Tulio Ramos Mancilla

Tulio Ramos Mancilla

Columna: Toma de Posiciones

e-mail: tramosmancilla@hotmail.com

Twitter: @TulioRamosM



La cuestión es de nunca acabar. El repudiable hecho del pasado sábado en Bogotá, en el que se perdieron tres vidas humanas, y que dejó la incomprensible sensación de que Colombia todavía vive en estado de guerra, da para pensar en si un país que establece niveles de importancia hasta entre sus muertos en verdad merece la paz. Y no digo merecerla en el sentido más estricto de humanidad: desde luego que los colombianos somos seres humanos, tanto como el más pacífico y laborioso de los pueblos lo debe de ser también. Lo digo en el entendido más frío del asunto, es decir, ¿cómo va a acceder a una situación, no de ausencia de guerra, sino de construcción colectiva de paz, una nación que categoriza a la gente en toda circunstancia como si ello fuera de lo más normal?

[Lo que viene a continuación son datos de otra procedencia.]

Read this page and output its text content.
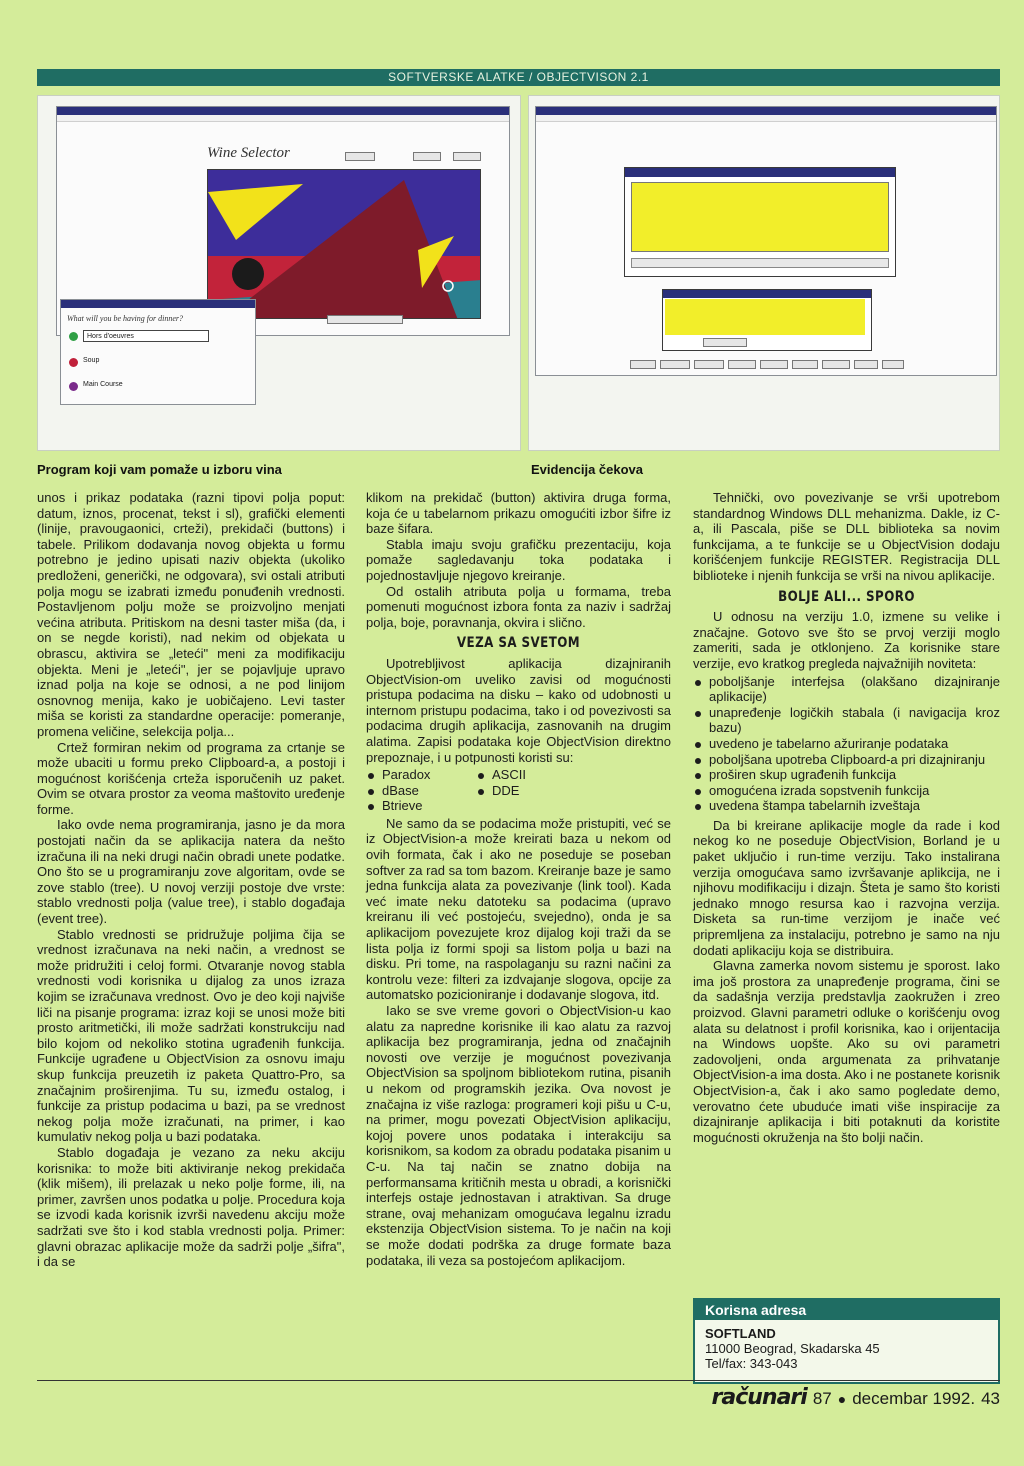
SOFTVERSKE ALATKE / OBJECTVISON 2.1
Wine Selector
What will you be having for dinner?
Hors d'oeuvres
Soup
Main Course
Program koji vam pomaže u izboru vina	Evidencija čekova

unos i prikaz podataka (razni tipovi polja poput: datum, iznos, procenat, tekst i sl), grafički elementi (linije, pravougaonici, crteži), prekidači (buttons) i tabele. Prilikom dodavanja novog objekta u formu potrebno je jedino upisati naziv objekta (ukoliko predloženi, generički, ne odgovara), svi ostali atributi polja mogu se izabrati između ponuđenih vrednosti. Postavljenom polju može se proizvoljno menjati većina atributa. Pritiskom na desni taster miša (da, i on se negde koristi), nad nekim od objekata u obrascu, aktivira se „leteći" meni za modifikaciju objekta. Meni je „leteći", jer se pojavljuje upravo iznad polja na koje se odnosi, a ne pod linijom osnovnog menija, kako je uobičajeno. Levi taster miša se koristi za standardne operacije: pomeranje, promena veličine, selekcija polja...

Crtež formiran nekim od programa za crtanje se može ubaciti u formu preko Clipboard-a, a postoji i mogućnost korišćenja crteža isporučenih uz paket. Ovim se otvara prostor za veoma maštovito uređenje forme.

Iako ovde nema programiranja, jasno je da mora postojati način da se aplikacija natera da nešto izračuna ili na neki drugi način obradi unete podatke. Ono što se u programiranju zove algoritam, ovde se zove stablo (tree). U novoj verziji postoje dve vrste: stablo vrednosti polja (value tree), i stablo događaja (event tree).

Stablo vrednosti se pridružuje poljima čija se vrednost izračunava na neki način, a vrednost se može pridružiti i celoj formi. Otvaranje novog stabla vrednosti vodi korisnika u dijalog za unos izraza kojim se izračunava vrednost. Ovo je deo koji najviše liči na pisanje programa: izraz koji se unosi može biti prosto aritmetički, ili može sadržati konstrukciju nad bilo kojom od nekoliko stotina ugrađenih funkcija. Funkcije ugrađene u ObjectVision za osnovu imaju skup funkcija preuzetih iz paketa Quattro-Pro, sa značajnim proširenjima. Tu su, između ostalog, i funkcije za pristup podacima u bazi, pa se vrednost nekog polja može izračunati, na primer, i kao kumulativ nekog polja u bazi podataka.

Stablo događaja je vezano za neku akciju korisnika: to može biti aktiviranje nekog prekidača (klik mišem), ili prelazak u neko polje forme, ili, na primer, završen unos podatka u polje. Procedura koja se izvodi kada korisnik izvrši navedenu akciju može sadržati sve što i kod stabla vrednosti polja. Primer: glavni obrazac aplikacije može da sadrži polje „šifra", i da se

klikom na prekidač (button) aktivira druga forma, koja će u tabelarnom prikazu omogućiti izbor šifre iz baze šifara.

Stabla imaju svoju grafičku prezentaciju, koja pomaže sagledavanju toka podataka i pojednostavljuje njegovo kreiranje.

Od ostalih atributa polja u formama, treba pomenuti mogućnost izbora fonta za naziv i sadržaj polja, boje, poravnanja, okvira i slično.

VEZA SA SVETOM

Upotrebljivost aplikacija dizajniranih ObjectVision-om uveliko zavisi od mogućnosti pristupa podacima na disku – kako od udobnosti u internom pristupu podacima, tako i od povezivosti sa podacima drugih aplikacija, zasnovanih na drugim alatima. Zapisi podataka koje ObjectVision direktno prepoznaje, i u potpunosti koristi su:

Paradox	ASCII
dBase	DDE
Btrieve

Ne samo da se podacima može pristupiti, već se iz ObjectVision-a može kreirati baza u nekom od ovih formata, čak i ako ne poseduje se poseban softver za rad sa tom bazom. Kreiranje baze je samo jedna funkcija alata za povezivanje (link tool). Kada već imate neku datoteku sa podacima (upravo kreiranu ili već postojeću, svejedno), onda je sa aplikacijom povezujete kroz dijalog koji traži da se lista polja iz formi spoji sa listom polja u bazi na disku. Pri tome, na raspolaganju su razni načini za kontrolu veze: filteri za izdvajanje slogova, opcije za automatsko pozicioniranje i dodavanje slogova, itd.

Iako se sve vreme govori o ObjectVision-u kao alatu za napredne korisnike ili kao alatu za razvoj aplikacija bez programiranja, jedna od značajnih novosti ove verzije je mogućnost povezivanja ObjectVision sa spoljnom bibliotekom rutina, pisanih u nekom od programskih jezika. Ova novost je značajna iz više razloga: programeri koji pišu u C-u, na primer, mogu povezati ObjectVision aplikaciju, kojoj povere unos podataka i interakciju sa korisnikom, sa kodom za obradu podataka pisanim u C-u. Na taj način se znatno dobija na performansama kritičnih mesta u obradi, a korisnički interfejs ostaje jednostavan i atraktivan. Sa druge strane, ovaj mehanizam omogućava legalnu izradu ekstenzija ObjectVision sistema. To je način na koji se može dodati podrška za druge formate baza podataka, ili veza sa postojećom aplikacijom.

Tehnički, ovo povezivanje se vrši upotrebom standardnog Windows DLL mehanizma. Dakle, iz C-a, ili Pascala, piše se DLL biblioteka sa novim funkcijama, a te funkcije se u ObjectVision dodaju korišćenjem funkcije REGISTER. Registracija DLL biblioteke i njenih funkcija se vrši na nivou aplikacije.

BOLJE ALI... SPORO

U odnosu na verziju 1.0, izmene su velike i značajne. Gotovo sve što se prvoj verziji moglo zameriti, sada je otklonjeno. Za korisnike stare verzije, evo kratkog pregleda najvažnijih noviteta:

poboljšanje interfejsa (olakšano dizajniranje aplikacije)
unapređenje logičkih stabala (i navigacija kroz bazu)
uvedeno je tabelarno ažuriranje podataka
poboljšana upotreba Clipboard-a pri dizajniranju
proširen skup ugrađenih funkcija
omogućena izrada sopstvenih funkcija
uvedena štampa tabelarnih izveštaja

Da bi kreirane aplikacije mogle da rade i kod nekog ko ne poseduje ObjectVision, Borland je u paket uključio i run-time verziju. Tako instalirana verzija omogućava samo izvršavanje aplikcija, ne i njihovu modifikaciju i dizajn. Šteta je samo što koristi jednako mnogo resursa kao i razvojna verzija. Disketa sa run-time verzijom je inače već pripremljena za instalaciju, potrebno je samo na nju dodati aplikaciju koja se distribuira.

Glavna zamerka novom sistemu je sporost. Iako ima još prostora za unapređenje programa, čini se da sadašnja verzija predstavlja zaokružen i zreo proizvod. Glavni parametri odluke o korišćenju ovog alata su delatnost i profil korisnika, kao i orijentacija na Windows uopšte. Ako su ovi parametri zadovoljeni, onda argumenata za prihvatanje ObjectVision-a ima dosta. Ako i ne postanete korisnik ObjectVision-a, čak i ako samo pogledate demo, verovatno ćete ubuduće imati više inspiracije za dizajniranje aplikacija i biti potaknuti da koristite mogućnosti okruženja na što bolji način.

Korisna adresa
SOFTLAND
11000 Beograd, Skadarska 45
Tel/fax: 343-043
računari 87 ● decembar 1992. 43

No es normal. Es enfermo y triste. Es absurdo. Pero aquí pasa: aquí unos valen más que otros. Todavía oigo a los informativos sabatinos repitiendo, una y otra vez, el festín noticioso con que tales suelen deleitarse cuando pasan las cosas que venden: “Una francesa y dos colombianas muertas”. O sea, la joven europea asesinada, por el solo hecho de ser lo primero (luego se supo que, además, era voluntaria en el sur de la ciudad, etc.), en el frontispicio de la lamentación general mediática; después, las colombianas, que también eran dignas de dolor, claro, aunque menos, claro. Y, por ningún lado, los demás muertos que el mismo sábado hubo, pero que no aparecieron en los noticieros de televisión porque los mataron, también aquí, en Colombia, solo que en sectores rurales, o en ciudades pequeñas, o intermedias, en sus barriadas que a nadie interesan.

No en el Centro Andino, que, pasado de moda y todo, sigue siendo un símbolo de la opulencia bogotana (y nacional), y que gravita alrededor de una de las zonas económicas de Latinoamérica más fortalecidas por la desigualdad, que es, de por sí, tan común en el subcontinente.  En el mismo sentido, no debe dejar de rescatarse que Le Monde, el periódico francés, hizo alusión principal a su muerta en Bogotá, como si las colombianas fueran apenas el relleno; y que igual reaccionó el vivo de Emmanuel Macron a través de Twitter, para quien parece que no existieron las víctimas locales, sino solo la suya. Ahora bien, ¿alguien puede culpar a estos extranjeros por su indiferencia si ni siquiera aquí, en Colombia, se hace prevalecer la nacionalidad?

Después, el domingo, pasó lo previsible, lo que ha hecho de este pueblo uno del montón: la payasada de ir a encender velas en el poste de luz respectivo, porque así lo hacen los payasos de París y de Londres, y aquí tienen que imitarlos, por supuesto. Como si el sufrimiento pudiera expresarse así. Como si no hubiera maneras menos hipócritas de honrar a la humanidad, en caso de que de eso se trate. De la misma forma que ingleses y franceses podrían evitarse los hechos de los extremistas de Mahoma tan solo si forzaran a sus gobiernos a no intervenir países que tienen sangre en las venas, en Colombia haríamos bien con atacar la violencia terrorista desde sus causas: evitando, por ejemplo, que la igualdad únicamente se concrete en los momentos de unas ridículas ceremonias públicas de alucinados en las que se llora y se hace exhibicionismo, pero en las que nada real pasa más allá de perpetuar, subrepticiamente, la idea de que hay unos colombianos mejores que otros.